Highlights & Insights¶
- Deep core insight: Correctly identifies the root cause of consistency constraint violation in LCM under adversarial scenarios (the distribution shift of \(z_{adv}\)), resolving it elegantly by modifying the forward process.
- Exquisite design of GAND: \(z_t^* = \sqrt{\bar{\alpha}_t}z + \sqrt{1-\bar{\alpha}_t}(\epsilon + \delta_{adv})\) gracefully forces the two boundaries of the distillation trajectory to converge to the clean image and the mixed noise, respectively, successfully restoring consistency.
- Robust conditional guidance: CAP uses non-learnable edge detection instead of neural network conditioning, effectively preventing the adversarial examples from "poisoning" the guidance signal.
- Hybrid defense paradigm: Addresses the task from a hybrid perspective of "adversarial training + purification", merging the advantages of both defense paradigms.

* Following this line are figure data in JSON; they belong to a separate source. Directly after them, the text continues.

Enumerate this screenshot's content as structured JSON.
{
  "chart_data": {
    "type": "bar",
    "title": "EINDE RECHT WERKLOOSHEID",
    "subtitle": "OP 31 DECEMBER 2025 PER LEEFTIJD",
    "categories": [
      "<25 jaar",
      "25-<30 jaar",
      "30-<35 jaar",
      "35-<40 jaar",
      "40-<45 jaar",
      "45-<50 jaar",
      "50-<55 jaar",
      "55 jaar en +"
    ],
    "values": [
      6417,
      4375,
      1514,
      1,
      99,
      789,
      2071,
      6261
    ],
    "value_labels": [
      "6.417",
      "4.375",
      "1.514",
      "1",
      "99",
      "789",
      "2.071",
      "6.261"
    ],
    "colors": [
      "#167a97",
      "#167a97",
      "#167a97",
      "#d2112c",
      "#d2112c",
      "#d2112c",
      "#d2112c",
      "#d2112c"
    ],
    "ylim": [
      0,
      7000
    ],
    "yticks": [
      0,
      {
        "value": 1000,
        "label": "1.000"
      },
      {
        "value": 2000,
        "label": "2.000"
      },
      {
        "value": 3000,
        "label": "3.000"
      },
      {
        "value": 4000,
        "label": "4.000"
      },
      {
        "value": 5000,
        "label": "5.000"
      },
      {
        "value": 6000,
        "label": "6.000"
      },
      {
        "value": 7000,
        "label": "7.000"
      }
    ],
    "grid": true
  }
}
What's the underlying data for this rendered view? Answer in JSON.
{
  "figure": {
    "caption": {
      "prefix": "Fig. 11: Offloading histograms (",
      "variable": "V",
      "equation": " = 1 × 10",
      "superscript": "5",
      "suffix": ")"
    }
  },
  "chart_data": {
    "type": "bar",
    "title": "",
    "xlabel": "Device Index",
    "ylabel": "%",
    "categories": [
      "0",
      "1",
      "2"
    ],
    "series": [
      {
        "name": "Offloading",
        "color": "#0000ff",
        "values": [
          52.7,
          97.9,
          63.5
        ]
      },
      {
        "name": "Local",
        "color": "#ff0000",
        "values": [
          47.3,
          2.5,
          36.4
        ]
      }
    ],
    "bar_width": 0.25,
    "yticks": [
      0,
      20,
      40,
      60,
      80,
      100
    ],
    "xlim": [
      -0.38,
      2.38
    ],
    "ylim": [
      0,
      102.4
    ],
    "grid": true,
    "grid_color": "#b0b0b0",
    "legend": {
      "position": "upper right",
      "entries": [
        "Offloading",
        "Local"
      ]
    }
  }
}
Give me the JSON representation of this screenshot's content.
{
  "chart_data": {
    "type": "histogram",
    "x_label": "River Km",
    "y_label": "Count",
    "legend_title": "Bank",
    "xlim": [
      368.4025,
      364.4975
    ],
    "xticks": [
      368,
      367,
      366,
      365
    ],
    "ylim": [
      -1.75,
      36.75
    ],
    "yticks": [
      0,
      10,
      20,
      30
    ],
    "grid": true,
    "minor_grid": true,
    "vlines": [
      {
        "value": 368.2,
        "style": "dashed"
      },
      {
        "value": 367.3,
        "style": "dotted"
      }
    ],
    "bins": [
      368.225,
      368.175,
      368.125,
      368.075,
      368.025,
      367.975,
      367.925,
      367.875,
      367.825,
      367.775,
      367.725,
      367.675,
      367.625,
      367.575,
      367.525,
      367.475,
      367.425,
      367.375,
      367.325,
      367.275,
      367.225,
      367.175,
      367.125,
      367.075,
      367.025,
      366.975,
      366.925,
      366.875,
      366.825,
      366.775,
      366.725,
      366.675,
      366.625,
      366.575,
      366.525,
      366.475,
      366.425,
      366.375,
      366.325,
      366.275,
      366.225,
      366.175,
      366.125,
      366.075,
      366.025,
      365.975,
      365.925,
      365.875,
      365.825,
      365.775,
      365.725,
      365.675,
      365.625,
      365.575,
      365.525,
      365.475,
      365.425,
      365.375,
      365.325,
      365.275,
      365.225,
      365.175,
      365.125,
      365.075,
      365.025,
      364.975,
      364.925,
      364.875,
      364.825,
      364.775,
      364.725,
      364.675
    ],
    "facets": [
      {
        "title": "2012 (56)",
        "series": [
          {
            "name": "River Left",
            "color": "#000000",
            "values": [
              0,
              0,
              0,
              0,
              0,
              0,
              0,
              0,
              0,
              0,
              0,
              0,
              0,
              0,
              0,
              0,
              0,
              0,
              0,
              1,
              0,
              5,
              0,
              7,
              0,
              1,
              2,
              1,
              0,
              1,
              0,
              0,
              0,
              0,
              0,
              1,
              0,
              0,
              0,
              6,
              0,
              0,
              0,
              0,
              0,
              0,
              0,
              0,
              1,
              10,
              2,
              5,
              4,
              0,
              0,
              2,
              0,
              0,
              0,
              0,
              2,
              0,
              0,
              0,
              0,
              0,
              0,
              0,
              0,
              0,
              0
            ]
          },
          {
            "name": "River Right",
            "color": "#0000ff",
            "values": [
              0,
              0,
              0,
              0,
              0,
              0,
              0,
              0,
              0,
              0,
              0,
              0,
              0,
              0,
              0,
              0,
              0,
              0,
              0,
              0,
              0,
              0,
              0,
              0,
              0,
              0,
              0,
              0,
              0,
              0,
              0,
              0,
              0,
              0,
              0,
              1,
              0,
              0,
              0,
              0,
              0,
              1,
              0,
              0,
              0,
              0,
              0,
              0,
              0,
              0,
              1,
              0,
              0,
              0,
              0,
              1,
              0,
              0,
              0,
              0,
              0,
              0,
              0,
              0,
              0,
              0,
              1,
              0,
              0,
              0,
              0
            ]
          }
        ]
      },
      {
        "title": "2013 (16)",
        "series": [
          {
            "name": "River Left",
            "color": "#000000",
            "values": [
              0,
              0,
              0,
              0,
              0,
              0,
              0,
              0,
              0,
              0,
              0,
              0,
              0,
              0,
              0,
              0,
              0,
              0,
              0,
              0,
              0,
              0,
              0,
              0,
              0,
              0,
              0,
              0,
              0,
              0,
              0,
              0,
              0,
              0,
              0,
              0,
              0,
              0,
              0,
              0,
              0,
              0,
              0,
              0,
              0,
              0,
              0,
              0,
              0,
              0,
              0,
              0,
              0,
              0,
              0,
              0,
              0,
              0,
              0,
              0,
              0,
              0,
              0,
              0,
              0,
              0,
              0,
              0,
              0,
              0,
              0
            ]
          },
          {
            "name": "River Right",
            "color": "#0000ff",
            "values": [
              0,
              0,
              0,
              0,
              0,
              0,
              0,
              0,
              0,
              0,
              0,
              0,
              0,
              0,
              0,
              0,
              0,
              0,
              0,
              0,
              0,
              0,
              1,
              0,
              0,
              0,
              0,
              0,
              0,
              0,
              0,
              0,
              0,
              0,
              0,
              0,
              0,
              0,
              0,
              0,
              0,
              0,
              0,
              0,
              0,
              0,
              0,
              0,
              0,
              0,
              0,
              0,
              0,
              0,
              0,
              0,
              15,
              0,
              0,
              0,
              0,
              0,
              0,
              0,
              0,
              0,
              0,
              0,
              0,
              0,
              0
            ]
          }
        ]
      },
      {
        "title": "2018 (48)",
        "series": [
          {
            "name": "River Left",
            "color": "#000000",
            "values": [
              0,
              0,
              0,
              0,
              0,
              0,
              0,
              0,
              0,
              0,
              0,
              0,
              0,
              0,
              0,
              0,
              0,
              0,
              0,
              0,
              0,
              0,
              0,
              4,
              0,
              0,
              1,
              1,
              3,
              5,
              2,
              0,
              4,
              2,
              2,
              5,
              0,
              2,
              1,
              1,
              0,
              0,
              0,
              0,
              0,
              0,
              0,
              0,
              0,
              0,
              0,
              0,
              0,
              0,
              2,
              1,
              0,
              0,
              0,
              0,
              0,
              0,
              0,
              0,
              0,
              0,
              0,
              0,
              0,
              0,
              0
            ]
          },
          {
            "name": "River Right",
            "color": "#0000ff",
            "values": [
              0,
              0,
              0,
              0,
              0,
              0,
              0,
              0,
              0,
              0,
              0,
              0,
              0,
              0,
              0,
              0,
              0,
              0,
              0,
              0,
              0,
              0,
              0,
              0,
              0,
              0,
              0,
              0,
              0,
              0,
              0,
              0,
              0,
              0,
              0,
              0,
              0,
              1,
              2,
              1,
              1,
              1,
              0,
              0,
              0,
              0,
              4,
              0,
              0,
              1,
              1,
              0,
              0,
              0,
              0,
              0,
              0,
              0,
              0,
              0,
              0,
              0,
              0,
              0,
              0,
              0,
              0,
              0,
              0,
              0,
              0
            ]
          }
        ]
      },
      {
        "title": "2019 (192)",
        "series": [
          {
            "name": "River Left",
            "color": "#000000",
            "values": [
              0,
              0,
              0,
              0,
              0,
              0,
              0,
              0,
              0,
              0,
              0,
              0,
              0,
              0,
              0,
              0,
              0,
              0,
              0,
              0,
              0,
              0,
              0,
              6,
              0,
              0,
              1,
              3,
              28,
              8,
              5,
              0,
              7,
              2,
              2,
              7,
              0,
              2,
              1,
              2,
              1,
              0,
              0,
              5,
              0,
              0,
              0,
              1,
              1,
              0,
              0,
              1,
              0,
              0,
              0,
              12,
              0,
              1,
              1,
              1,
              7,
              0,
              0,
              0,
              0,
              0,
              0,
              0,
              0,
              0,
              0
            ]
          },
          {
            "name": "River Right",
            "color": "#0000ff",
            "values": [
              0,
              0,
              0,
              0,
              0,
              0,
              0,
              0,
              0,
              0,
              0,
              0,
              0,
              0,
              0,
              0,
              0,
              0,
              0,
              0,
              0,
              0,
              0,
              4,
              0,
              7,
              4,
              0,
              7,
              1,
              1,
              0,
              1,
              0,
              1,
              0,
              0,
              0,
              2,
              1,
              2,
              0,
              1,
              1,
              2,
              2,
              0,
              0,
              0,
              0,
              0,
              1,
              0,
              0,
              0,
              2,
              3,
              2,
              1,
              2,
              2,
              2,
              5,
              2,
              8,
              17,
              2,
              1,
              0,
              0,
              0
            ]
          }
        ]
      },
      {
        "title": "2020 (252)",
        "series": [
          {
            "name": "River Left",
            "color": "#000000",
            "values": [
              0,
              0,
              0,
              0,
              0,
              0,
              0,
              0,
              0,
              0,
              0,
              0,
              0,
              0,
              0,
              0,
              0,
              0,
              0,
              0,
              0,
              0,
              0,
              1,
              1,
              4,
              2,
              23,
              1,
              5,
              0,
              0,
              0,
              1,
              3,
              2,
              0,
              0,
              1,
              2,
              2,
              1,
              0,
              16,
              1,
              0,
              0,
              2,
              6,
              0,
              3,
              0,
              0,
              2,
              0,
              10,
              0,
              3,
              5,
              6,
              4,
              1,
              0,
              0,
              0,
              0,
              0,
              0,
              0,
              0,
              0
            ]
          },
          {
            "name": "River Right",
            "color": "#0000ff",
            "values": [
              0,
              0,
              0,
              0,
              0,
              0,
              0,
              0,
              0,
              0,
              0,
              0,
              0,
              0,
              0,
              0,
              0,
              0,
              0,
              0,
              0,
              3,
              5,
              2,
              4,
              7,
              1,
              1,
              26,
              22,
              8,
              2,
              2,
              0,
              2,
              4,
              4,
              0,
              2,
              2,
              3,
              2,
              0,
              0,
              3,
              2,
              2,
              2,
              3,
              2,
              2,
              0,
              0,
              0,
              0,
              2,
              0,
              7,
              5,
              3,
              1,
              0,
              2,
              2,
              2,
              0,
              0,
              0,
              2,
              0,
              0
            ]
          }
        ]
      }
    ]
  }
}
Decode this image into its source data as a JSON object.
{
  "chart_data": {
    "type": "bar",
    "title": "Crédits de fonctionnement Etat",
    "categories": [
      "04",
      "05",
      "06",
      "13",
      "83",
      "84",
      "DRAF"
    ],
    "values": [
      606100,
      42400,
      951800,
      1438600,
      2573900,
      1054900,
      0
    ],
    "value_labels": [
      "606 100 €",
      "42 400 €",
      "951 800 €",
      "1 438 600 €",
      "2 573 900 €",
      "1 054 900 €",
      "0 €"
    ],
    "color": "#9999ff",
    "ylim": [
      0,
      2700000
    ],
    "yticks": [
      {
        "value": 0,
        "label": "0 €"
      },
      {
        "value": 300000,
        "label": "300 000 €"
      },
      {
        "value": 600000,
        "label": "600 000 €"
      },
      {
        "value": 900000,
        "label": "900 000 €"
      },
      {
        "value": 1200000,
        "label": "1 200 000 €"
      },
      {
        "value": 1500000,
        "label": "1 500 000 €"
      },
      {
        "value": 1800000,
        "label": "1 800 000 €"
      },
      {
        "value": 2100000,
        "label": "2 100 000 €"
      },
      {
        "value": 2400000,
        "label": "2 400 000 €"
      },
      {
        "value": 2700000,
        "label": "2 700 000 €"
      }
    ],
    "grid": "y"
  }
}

Limitations & Future Work¶
- The adversarial perturbation during training is only generated with PGD-10; it may need extension when confronting stronger or more diverse attack strategies.
- ControlNet edge guidance might be less effective against texture-based attacks (where the edge detector is unaffected but texture information is lost).
- Grounded on SD 1.5, newer diffusion backbones (e.g., SDXL) have not yet been evaluated.
- Standard accuracy drops from 80.55% to 77.63%, representing a clean accuracy loss of around 3%.
- Defense efficacy against \(L_2\) norm attacks remains uninvestigated, as the evaluation focuses primarily on \(L_\infty\).
Related Work & Insights¶
- DiffPure establishes the theoretical foundation of diffusion purification (reducing KL divergence), while OSCP compresses it from multi-step inference to a single step.
- LCM/LCM-LoRA realizes rapid inference for diffusion models, which OSCP integrates for the first time into adversarial defense.
- The conditional control capability of ControlNet is creatively applied to maintain semantic consistency post-purification.
- Inspiration: The paradigm of "adversarial-aware calibration" of distillation targets could be generalized to other novel scenarios, such as video adversarial purification and 3D adversarial defense.
Rating¶
⭐⭐⭐⭐ — Outstanding theoretical analysis on why LCM consistency fails under adversarial settings. The design of GAND+CAP is theoretically sound with excellent experimental results, and the 100x speedup holds significant practical value. The main limitations lie in attack coverage and clean accuracy loss.